I had emailed them a couple of pictures of our beagle Kobi, which they sketched in pencil on a canvas.
The instructors showed us how to mix the acrylic paints to achieve the colors we wanted, and we began painting his portrait, using the pictures as guides.
Angela and her husband Eric had done this with their two dogs, and I was impressed with the resulting portraits. They actually looked like their dogs.
I was not impressed with how mine was turning out. In fact, I was disappointed. I know I’m an amateur, but these places are supposed to help you not look like an amateur! It looked little better than a child’s attempt at a paint-by-numbers picture.
Pam’s looked little better.
After a while I took a break and walked around to see how everyone else was doing.

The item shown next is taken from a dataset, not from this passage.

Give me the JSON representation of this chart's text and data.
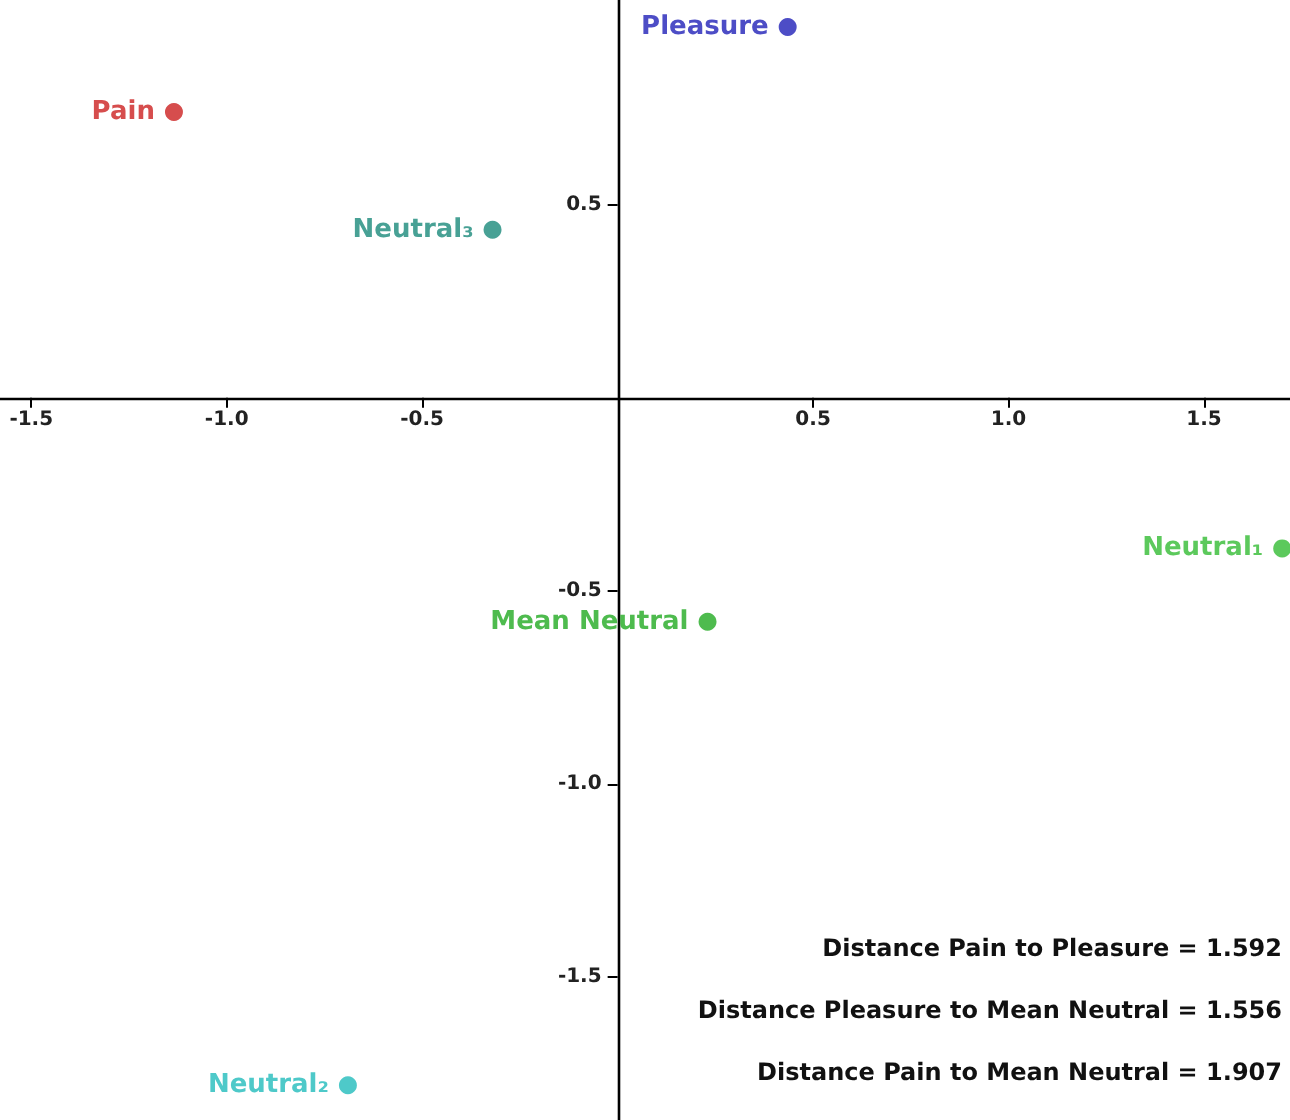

Big mistake. A couple were as bad as mine, but several people looked as if they had some art training. Their pictures were amazing!
When I got to the other side of the room, I looked back at our portraits and was surprised to see that they looked really good! What up close looked like out-of-place splotches of pale yellow on dark brown now appeared from a distance to be highlights on his fur. What up close looked like an odd smear of dark gray now appeared as a shadow under Kobi’s front leg.

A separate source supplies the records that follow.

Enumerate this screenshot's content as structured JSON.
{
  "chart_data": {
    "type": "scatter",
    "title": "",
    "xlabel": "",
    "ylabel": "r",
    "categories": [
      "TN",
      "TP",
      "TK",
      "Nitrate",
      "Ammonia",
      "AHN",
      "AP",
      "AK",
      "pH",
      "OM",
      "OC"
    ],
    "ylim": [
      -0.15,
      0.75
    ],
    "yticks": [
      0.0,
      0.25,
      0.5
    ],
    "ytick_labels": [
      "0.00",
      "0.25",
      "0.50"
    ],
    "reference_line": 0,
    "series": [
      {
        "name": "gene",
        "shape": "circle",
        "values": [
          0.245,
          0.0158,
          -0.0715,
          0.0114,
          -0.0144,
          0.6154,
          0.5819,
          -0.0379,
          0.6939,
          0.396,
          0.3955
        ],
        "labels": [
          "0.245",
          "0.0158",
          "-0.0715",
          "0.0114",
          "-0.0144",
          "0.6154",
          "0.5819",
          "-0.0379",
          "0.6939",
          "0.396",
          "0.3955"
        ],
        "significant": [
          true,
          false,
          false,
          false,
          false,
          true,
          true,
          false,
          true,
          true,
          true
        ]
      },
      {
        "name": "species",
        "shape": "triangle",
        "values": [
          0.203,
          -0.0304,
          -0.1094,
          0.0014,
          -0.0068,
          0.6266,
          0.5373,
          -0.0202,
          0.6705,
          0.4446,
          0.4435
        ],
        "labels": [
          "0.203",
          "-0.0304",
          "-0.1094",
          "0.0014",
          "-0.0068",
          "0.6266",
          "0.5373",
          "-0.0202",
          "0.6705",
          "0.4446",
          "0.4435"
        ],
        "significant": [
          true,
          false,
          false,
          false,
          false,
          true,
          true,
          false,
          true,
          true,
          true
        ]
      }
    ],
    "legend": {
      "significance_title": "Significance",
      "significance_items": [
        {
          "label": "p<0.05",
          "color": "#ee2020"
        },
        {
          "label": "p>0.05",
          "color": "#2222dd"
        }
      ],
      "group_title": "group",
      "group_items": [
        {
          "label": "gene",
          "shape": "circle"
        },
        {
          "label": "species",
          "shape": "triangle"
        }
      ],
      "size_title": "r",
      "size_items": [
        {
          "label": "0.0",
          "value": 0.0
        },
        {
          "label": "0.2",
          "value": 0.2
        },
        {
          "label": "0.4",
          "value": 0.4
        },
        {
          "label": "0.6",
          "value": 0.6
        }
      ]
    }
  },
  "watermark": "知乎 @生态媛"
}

Up close it looked like a cartoonish hack job that was only somewhat beagle-ish. From a distance, it looked amazingly like the picture. It looked like Kobi.
Something similar happens when I build a guitar. For more than a year I work intimately with the wood, and the closer it gets to being finished the closer I get to the guitar—physically closer.
Often I’m looking through a magnifying visor like jewelers or watch repairers use, with harsh overhead fluorescent lighting and tightly focused incandescent lights.
I am intimately familiar with every aspect of that guitar—especially the flaws and mistakes. I see every one of them, and I can’t imagine that everyone else can’t see them as well.
So I keep working, filing this, sanding that. It’s not a matter of it not being functional; a guitar can’t just be functional, it has to be beautiful as well, and what I’m looking at isn’t beautiful.
This isn’t an issue of being a perfectionist; I’m not trying for perfect, I’m hoping for very good, and sometimes I have to settle for good enough. At least that’s how it feels.
When it’s finally as good as I can get it, the guitar gets strung up and taken out of the workshop. I take it up to my office/music room, play it for a while to begin the breaking-in process, and finally leave it on a stand.
And then it happens. After leaving it alone for a while I walk back in the room and see it from a distance of about ten feet, and I’m always struck by how beautiful it is.
That’s more a testament to the natural beauty of the wood as well as the gentle curves of the guitar than to any skill on my part.
But still.
Few things made by hand (as opposed to computer-numerically-controlled tools) can bear the burden of close inspection under magnification, even those made by the hands of experienced masters.
And our lives are made by hand, at least mine is. There are globs of out-of-place paint colors. There’s that bridge pin that’s ever so lightly out of line with the other five. There’s always something in my life that can’t bear close inspection, wounds that leave a scar that is always testament to a flawed life.
Maybe you see God as that guy with a magnifying visor who shines a harsh light on every aspect of your life and who invariably finds something wrong.
But I rather think he’s that guy in Genesis 1 who makes something or someone and then steps back several feet to take in the whole effect.
Who then says, “Hey, you know what? That’s very good!”